State and local government jobs are front and center in Dems' plans for COVID-19 relief
- By Lia Russell
- Apr 28, 2020
Democratic lawmakers are seeking aid to help state and local governments retain workers and avoid layoffs in the next relief bill aimed at alleviating the economic toll that the coronavirus pandemic has had upon the U.S. economy.
Speaker of the House Nancy Pelosi (D-Calif.) and Senate Minority Leader Chuck Schumer (D-N.Y.) are leading efforts to provide state and local governments with as much as $700 billion in block aid grants and increased funding for Medicaid. Both houses of Congress are hoping to pass another stimulus package after passing the $2.2 trillion Coronavirus Aid, Relief, and Economic Security Act on March 27.

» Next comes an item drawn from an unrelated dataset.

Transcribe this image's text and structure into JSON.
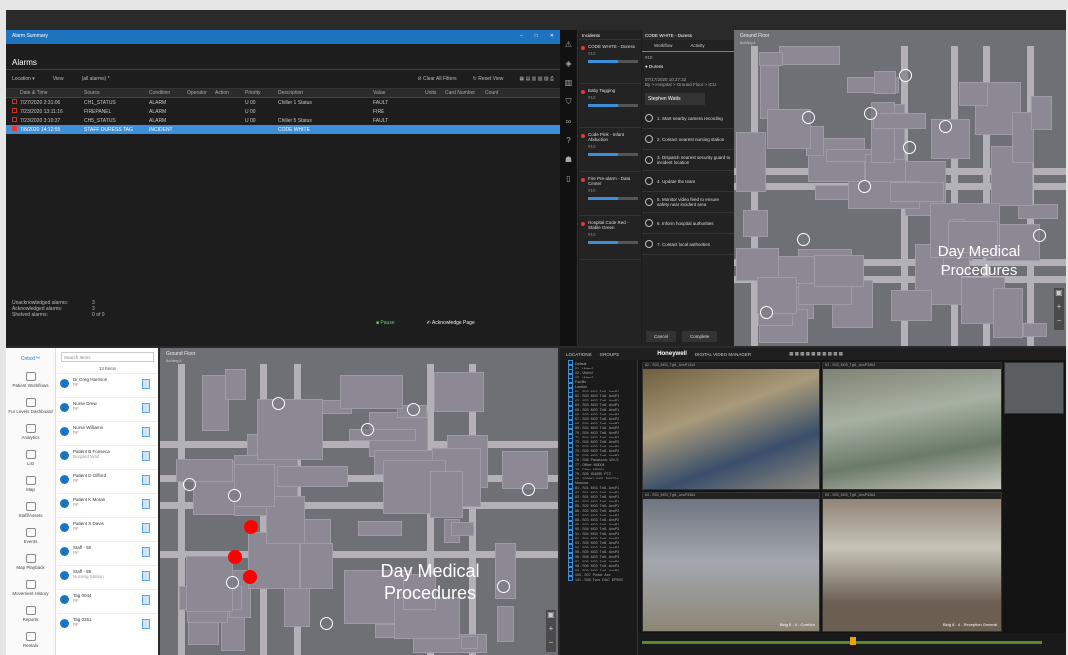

Both lawmakers said they were most concerned with preventing smaller governments from having to enact austerity measures that would force them to lay off workers such as public-school custodians, emergency medical technicians and unemployment insurance analysts, all of whom are needed to ensure the health and safety of the public during COVID-19.
"Bankruptcy is not an abstract concept for local and state governments," Schumer told reporters during a press call with Pelosi and President Lee Saunders of the American Federation of State, County, and Municipal Employees on April 28.
"Hundreds of thousands of local and state workers being fired or furloughed. Congress should not abandon any workers, especially public service workers."
AFSCME President Saunders added, "We need to keep local and state governments solvent to keep workers employed."
Speaker Rep. Pelosi and Sen. Schumer said part of the impetus for the new bill was a letter that the National Governors Association had sent them and their Republican colleagues on March 20. The letter had asked for direct funding from Congress to offset issues such as a rise in layoffs and furloughs that strained existing resources to provide such workers with unemployment insurance.
Schumer was one of several Democratic Senators to introduce a Heroes' Fund that if enacted would provide essential workers with hazard pay equivalent to a $13 per hour raise and extra funding to recruit and train needed medical personnel.
Pelosi said that "while we couldn't get our [Republican colleagues] to agree to language that was pervasive enough to cover everyone," both hazard pay and paid sick leave would be addressed in any forthcoming legislation concerning state and local public sector workers. She added Rep. Bobby Scott (D-Va.) of the House Education and Labor Committee and Sen. Patty Murray (D-Wash.) would soon announce a piece of legislation aimed at providing frontline healthcare workers with hazard pay and debt forgiveness.
Lia Russell is a former staff writer and associate editor at FCW.